For the New York Times, the hope is that its Internet shares (reflecting operations of the New York Times on the Web, Boston.com, New York Today and more than 40 smaller Web sites) will be perceived as having more value than they currently are contributing to the parent company's stock. Times Co. Digital plans to use the new shares to reward Web employees, buy other Internet companies and expand as nimbly and as fast as Internet start-ups.
There are trade-offs, though. Most media companies (The Washington Post Co. and Dow Jones Co. included) have been consumed with internal debate over the wisdom of giving their online operations the extra degree of separation tracking stocks create. Unlike spinoffs, which give a new company independence and shareholders full voting rights, tracking stocks give shareholders limited voting rights and vest control with the parent company. For newspapers, any separation is sensitive because their print and online operations are so intimately intertwined. The core content of most newspaper Web sites is still produced inside print newsrooms, despite efforts to forge outside alliances to expand their Web content (the Times has such alliances with ABC News, TheStreet.com and Cnet; The Post recently allied with NBC/MSNBC).
"We have been thinking hard about it and haven't come to a conclusion yet," says Alan G. Spoon, president of The Washington Post Co. "We will certainly be studying the Times's proposed approach to see how it might suggest alternatives for our growth."
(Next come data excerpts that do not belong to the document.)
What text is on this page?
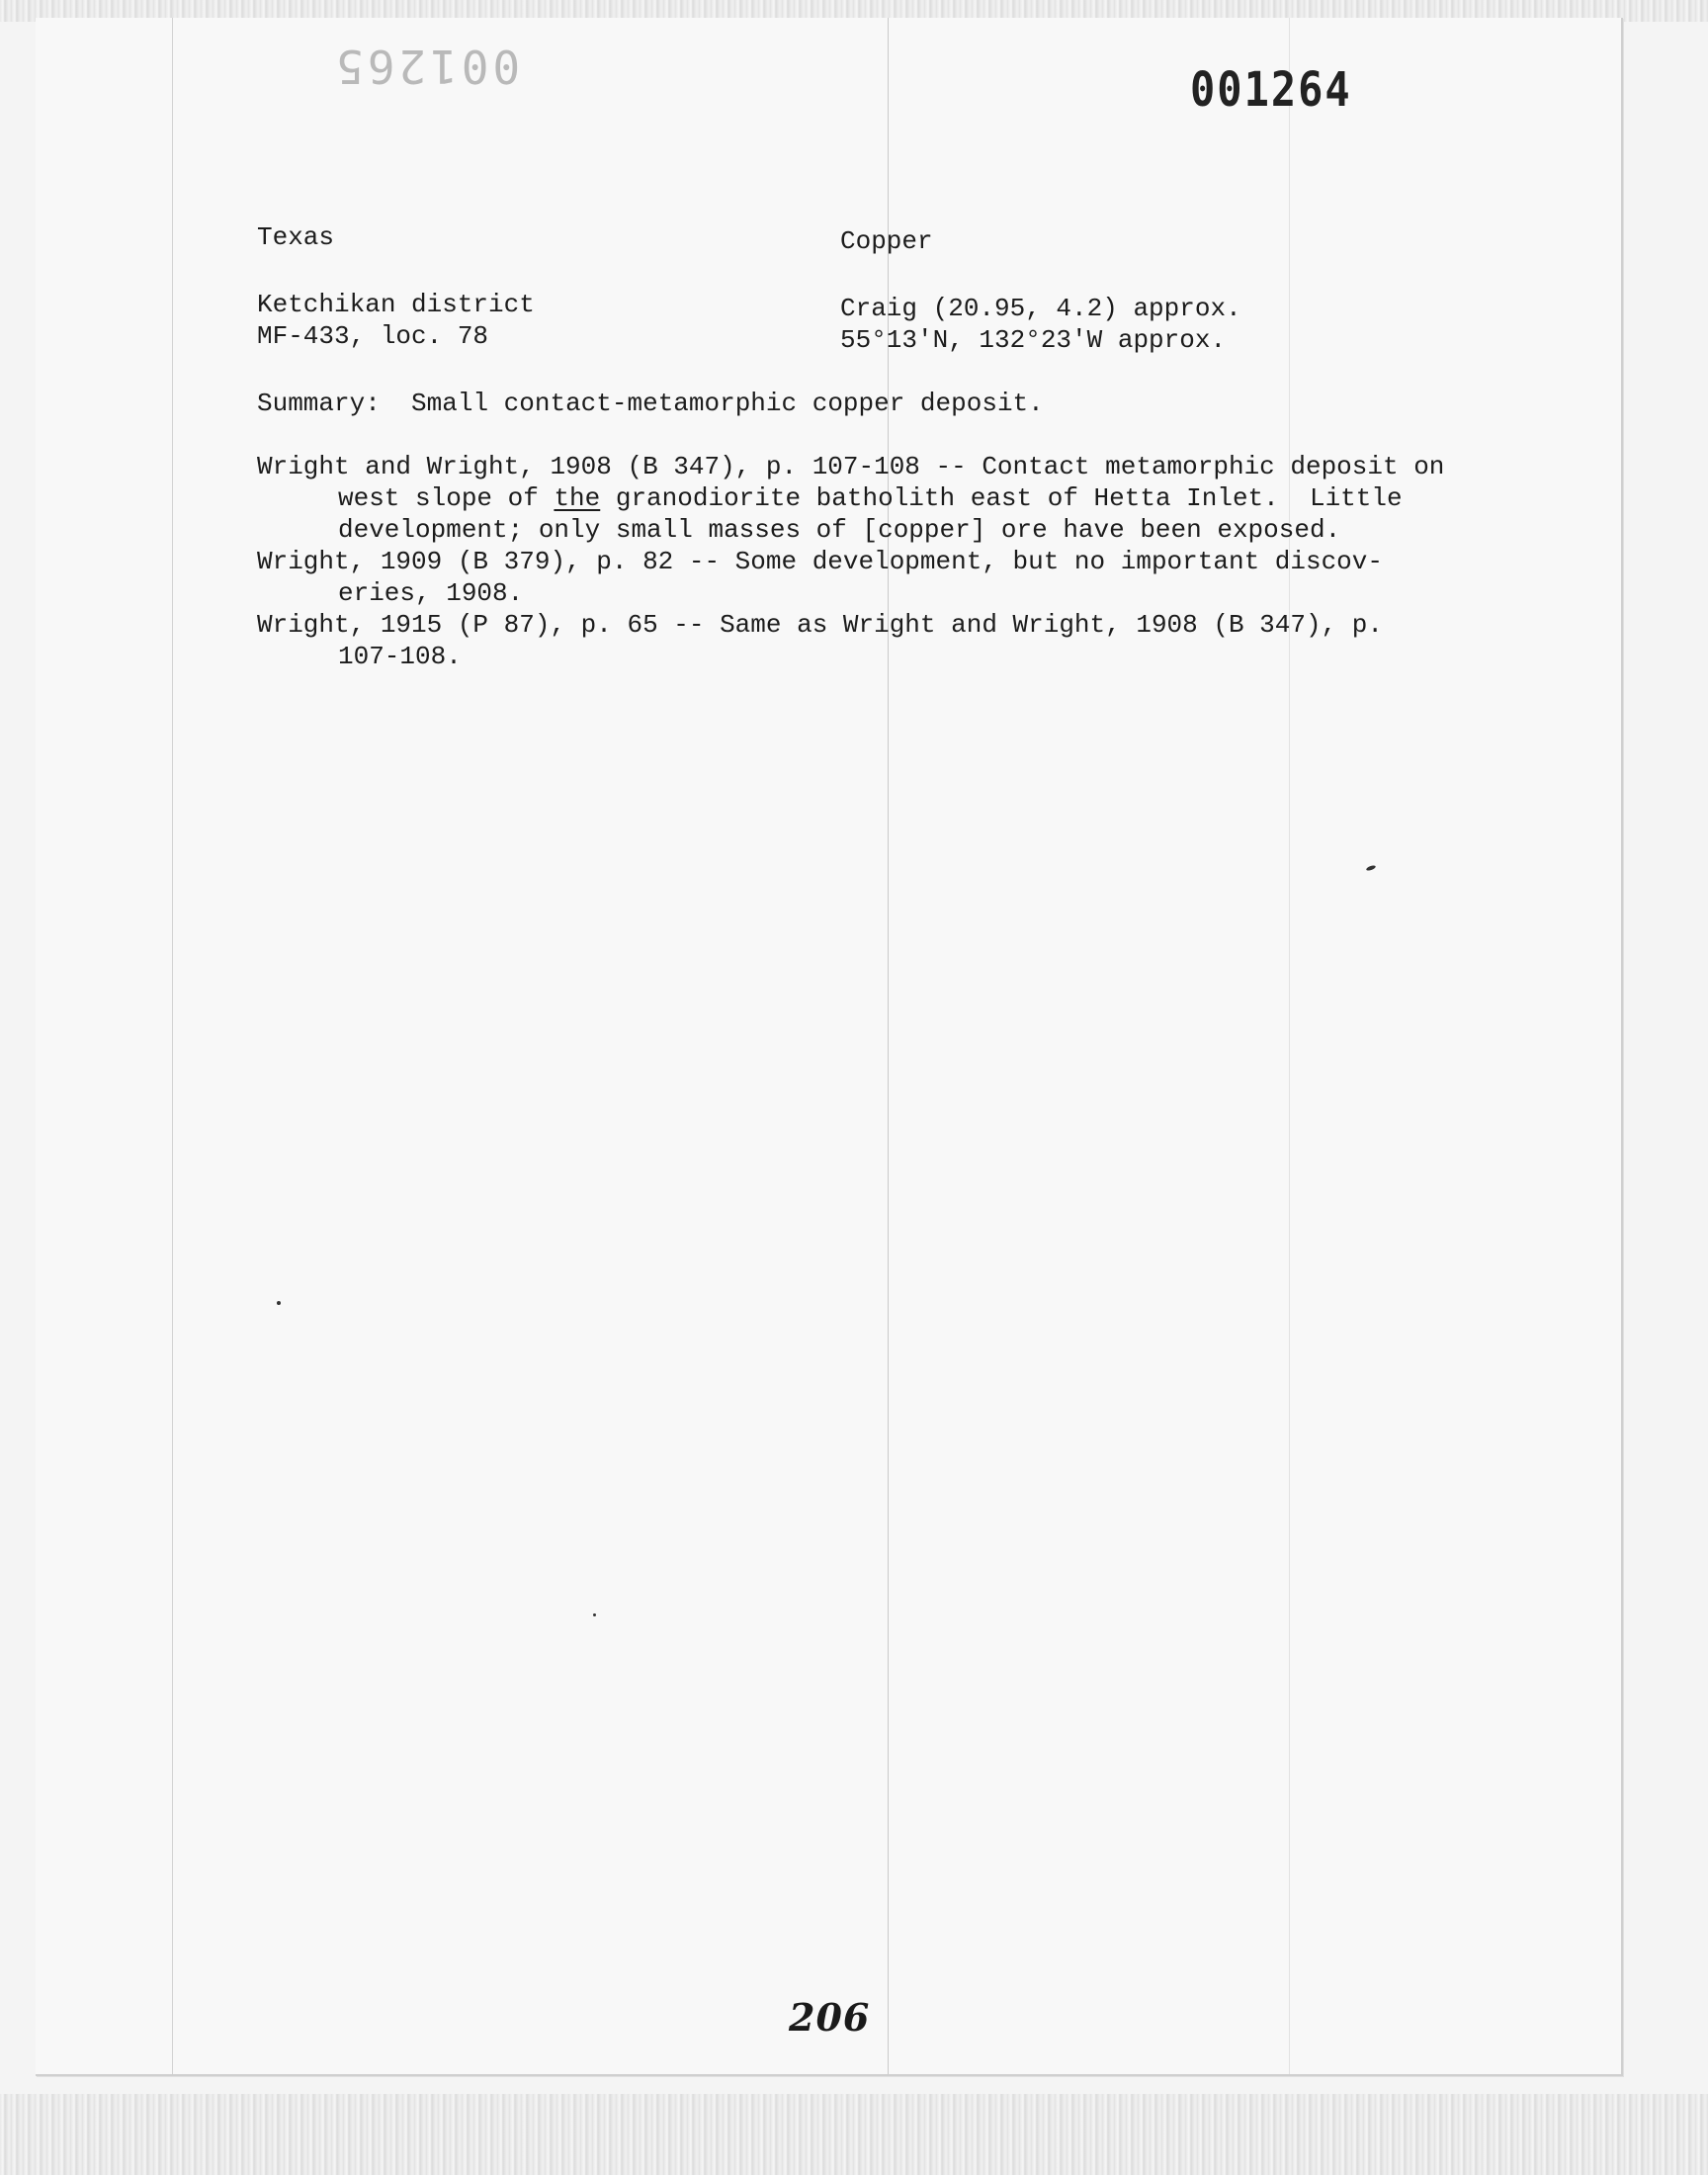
001265	001264
Texas	Copper
Ketchikan district	Craig (20.95, 4.2) approx.
MF-433, loc. 78	55°13'N, 132°23'W approx.
Summary: Small contact-metamorphic copper deposit.
Wright and Wright, 1908 (B 347), p. 107-108 -- Contact metamorphic deposit on
west slope of the granodiorite batholith east of Hetta Inlet.  Little
development; only small masses of [copper] ore have been exposed.
Wright, 1909 (B 379), p. 82 -- Some development, but no important discov-
eries, 1908.
Wright, 1915 (P 87), p. 65 -- Same as Wright and Wright, 1908 (B 347), p.
107-108.
206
The Times stock filing offers a snapshot of its strategy for making the print empire more digital. In a nutshell, the Times contends it has one of the richest and smartest news audiences in the world; it aims to create new ways for those affluent readers to communicate electronically with one another and with advertisers. The Times hopes to use that communication to amass user profiles and make money through direct marketing – a whole new line of business that carries unknown risk for a newspaper company. Times execs declined interview requests, citing the "quiet period" before a stock offering.
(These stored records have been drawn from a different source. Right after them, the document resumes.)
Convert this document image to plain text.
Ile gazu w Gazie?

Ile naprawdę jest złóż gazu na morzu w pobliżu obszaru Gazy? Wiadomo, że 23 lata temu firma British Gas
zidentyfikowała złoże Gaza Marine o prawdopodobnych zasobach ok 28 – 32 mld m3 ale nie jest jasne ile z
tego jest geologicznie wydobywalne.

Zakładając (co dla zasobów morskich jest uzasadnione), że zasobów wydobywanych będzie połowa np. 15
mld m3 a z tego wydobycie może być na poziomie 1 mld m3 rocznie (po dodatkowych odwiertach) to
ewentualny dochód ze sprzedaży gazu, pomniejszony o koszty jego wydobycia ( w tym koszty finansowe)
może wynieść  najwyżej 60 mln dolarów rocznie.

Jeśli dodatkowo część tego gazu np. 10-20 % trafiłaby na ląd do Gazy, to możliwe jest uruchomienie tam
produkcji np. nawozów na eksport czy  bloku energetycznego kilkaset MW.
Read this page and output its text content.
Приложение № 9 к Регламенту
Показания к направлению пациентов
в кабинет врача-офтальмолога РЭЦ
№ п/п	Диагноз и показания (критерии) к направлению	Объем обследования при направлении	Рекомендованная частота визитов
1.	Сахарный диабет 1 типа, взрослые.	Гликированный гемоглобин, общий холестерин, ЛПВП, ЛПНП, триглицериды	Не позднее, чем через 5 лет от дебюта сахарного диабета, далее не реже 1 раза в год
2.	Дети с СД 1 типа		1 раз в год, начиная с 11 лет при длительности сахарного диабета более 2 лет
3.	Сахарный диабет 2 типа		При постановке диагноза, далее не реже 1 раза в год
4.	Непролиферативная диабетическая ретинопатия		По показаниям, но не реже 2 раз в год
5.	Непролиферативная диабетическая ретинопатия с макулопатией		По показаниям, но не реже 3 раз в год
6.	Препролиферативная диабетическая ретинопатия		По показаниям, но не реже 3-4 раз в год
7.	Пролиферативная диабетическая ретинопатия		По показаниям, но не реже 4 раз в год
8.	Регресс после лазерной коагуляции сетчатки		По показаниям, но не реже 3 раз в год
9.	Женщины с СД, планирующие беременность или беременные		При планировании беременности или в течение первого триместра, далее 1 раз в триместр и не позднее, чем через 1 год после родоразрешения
It is too early to draw conclusions from any of the numbers they disclosed. More than anything, the heavy spending by both the Times and The Post should tell you how important the cyber-game is to them. In its federal filing, Times Company Digital said it spent $35 million in the first nine months of last year, but that doesn't include all of its digital ventures. The Post Co. spent a total of $85 million during the full year, including spending to create an Internet-only law school and participate in several classified ventures with other newspapers.
Each collected less than $20 million in revenue from its online activities last year, but both have said that near-term revenue isn't the goal; they are focused on building audience for the long term.
Both are trying to diversify. The Times reported that it is creating a network of Web sites that will drive traffic back and forth, as Microsoft is trying to do with MSN.com and its car, home and financial sites. The Times already has WineToday.com, GolfDigest.com and a local New York entertainment guide.
Times Company Digital paid $30 million to acquire personal profiling technology that debuted last month at Abuzz.com. You can ask questions at this site and, based on a profile you create, have your query automatically routed to someone the database thinks will have an answer. Soon there will also be an instant messenger and a special tool bar linking all the Times' Web sites. The idea is that readers of the Times will want to talk to one another using these tools as they travel the Web.
Frankly, I think it sounds like a stretch, but I applaud the Times for experimenting. It's the only way to find out what works on the Web. Ultimately, these are risks newspapers must take to preserve their core product – which after all is ideas, and not the forms (digital or paper) in which they are expressed.